Lev sagte auf Englisch: »Herrlich. Entschuldigung. Ich bin legal. Wie viel kostet das, bitte? Vielen Dank. Was können Sie für mich tun?«
»Was kann ich für Sie tun«, verbesserte Lydia.
»Was kann ich für Sie tun«, wiederholte Lev.
»Fahren Sie fort«, sagte Lydia.
»Storch«, sagte Lev. »Storchennest. Regen. Ich habe mich verirrt. Ich brauche einen Übersetzer. Bier und Bier.«
»Bier und Bier?« sagte Lydia. »Nein, nein. Sie meinen wohl ›bye-bye‹, auf Wiedersehen.«
»Nein«, sagte Lev. »Bier und Bier. Familienpension, ziemlich billig.«
»Ach ja, richtig. B & B, die Frühstückspensionen.«
Lev konnte jetzt sehen, wie es hinter dem Fenster immer dunkler wurde, und er dachte daran, wie die Dunkelheit auf immer dieselbe Weise in sein Dorf gekommen war, aus derselben Richtung, über dieselben Bäume, ob früh oder spät, ob im Sommer, Winter oder Frühling, sein ganzes Leben lang.

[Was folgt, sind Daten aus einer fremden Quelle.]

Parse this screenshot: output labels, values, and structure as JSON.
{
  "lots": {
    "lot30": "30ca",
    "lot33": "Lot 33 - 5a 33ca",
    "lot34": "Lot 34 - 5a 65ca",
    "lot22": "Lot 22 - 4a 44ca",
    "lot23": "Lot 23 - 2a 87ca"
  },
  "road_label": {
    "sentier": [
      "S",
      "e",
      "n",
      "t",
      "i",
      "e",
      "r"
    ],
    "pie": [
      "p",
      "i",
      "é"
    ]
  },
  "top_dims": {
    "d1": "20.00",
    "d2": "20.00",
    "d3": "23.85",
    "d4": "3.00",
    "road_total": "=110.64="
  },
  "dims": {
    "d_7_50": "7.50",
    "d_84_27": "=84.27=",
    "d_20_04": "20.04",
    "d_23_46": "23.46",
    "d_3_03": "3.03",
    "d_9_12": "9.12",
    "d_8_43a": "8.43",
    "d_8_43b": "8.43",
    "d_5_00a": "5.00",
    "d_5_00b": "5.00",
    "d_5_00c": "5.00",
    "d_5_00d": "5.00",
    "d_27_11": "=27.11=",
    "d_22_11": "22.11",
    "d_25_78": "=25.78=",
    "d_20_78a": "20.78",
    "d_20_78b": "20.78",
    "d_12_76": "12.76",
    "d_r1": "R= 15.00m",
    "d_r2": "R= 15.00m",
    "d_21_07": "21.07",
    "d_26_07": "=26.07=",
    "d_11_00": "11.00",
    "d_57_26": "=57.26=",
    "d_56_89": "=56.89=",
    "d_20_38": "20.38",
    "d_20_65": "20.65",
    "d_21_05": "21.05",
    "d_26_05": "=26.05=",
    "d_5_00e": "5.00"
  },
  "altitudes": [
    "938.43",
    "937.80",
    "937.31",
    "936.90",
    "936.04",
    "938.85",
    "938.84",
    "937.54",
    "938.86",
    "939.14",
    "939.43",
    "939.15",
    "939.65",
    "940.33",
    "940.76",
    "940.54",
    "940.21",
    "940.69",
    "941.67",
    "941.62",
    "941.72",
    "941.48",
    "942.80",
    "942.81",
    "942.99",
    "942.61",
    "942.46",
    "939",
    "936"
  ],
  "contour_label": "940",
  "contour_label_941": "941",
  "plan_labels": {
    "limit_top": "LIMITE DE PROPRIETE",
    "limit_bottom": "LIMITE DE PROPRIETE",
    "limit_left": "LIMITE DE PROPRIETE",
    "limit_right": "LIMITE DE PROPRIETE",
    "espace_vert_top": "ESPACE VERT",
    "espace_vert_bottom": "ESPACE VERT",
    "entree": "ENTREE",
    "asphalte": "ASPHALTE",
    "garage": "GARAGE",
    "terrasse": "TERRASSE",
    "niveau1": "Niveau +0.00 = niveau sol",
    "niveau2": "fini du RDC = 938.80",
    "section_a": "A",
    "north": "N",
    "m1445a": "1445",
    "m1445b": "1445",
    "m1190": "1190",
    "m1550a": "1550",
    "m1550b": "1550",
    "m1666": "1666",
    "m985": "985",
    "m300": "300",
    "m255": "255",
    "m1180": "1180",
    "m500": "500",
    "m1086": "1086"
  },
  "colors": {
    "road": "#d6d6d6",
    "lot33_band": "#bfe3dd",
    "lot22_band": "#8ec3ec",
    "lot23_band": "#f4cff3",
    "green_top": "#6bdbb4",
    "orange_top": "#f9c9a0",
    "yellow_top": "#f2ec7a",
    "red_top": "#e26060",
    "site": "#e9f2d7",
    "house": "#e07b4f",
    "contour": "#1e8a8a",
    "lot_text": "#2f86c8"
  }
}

So wie dort in Auror würde der Einbruch der Dunkelheit − in Levs Herz − für immer aussehen.
Und deshalb erzählte er Lydia, dass er aus Auror komme, in der Baryner Sägemühle gearbeitet habe, bis die vor zwei Jahren schloss, und dass er seitdem überhaupt keine Arbeit mehr gefunden habe und seine Familie − seine Mutter, seine fünfjährige Tochter und er − von dem Geld lebe, das seine Mutter mit dem Verkauf von Schmuck aus Blech verdiene.
»Oh«, sagte Lydia. »Wie erfinderisch, Schmuck aus Blech zu machen.«
»Ja, schon«, sagte Lev. »Aber es reicht nicht.«
In seinem Stiefel steckte eine kleine Flasche Wodka. Er zog die Flasche heraus und nahm einen tiefen Schluck. Lydia aß weiter ihr Roggenbrot. Lev wischte sich den Mund mit dem roten Taschentuch ab und sah, dass sein Gesicht sich in der Fensterscheibe spiegelte. Er schaute weg. Seit Marinas Tod mochte er sein Spiegelbild nicht mehr, denn stets erblickte er darin nur seine Schuld, selbst noch am Leben zu sein.
»Warum hat die Sägemühle in Baryn geschlossen?«, fragte Lydia.
»Ihnen gingen die Bäume aus«, sagte Lev.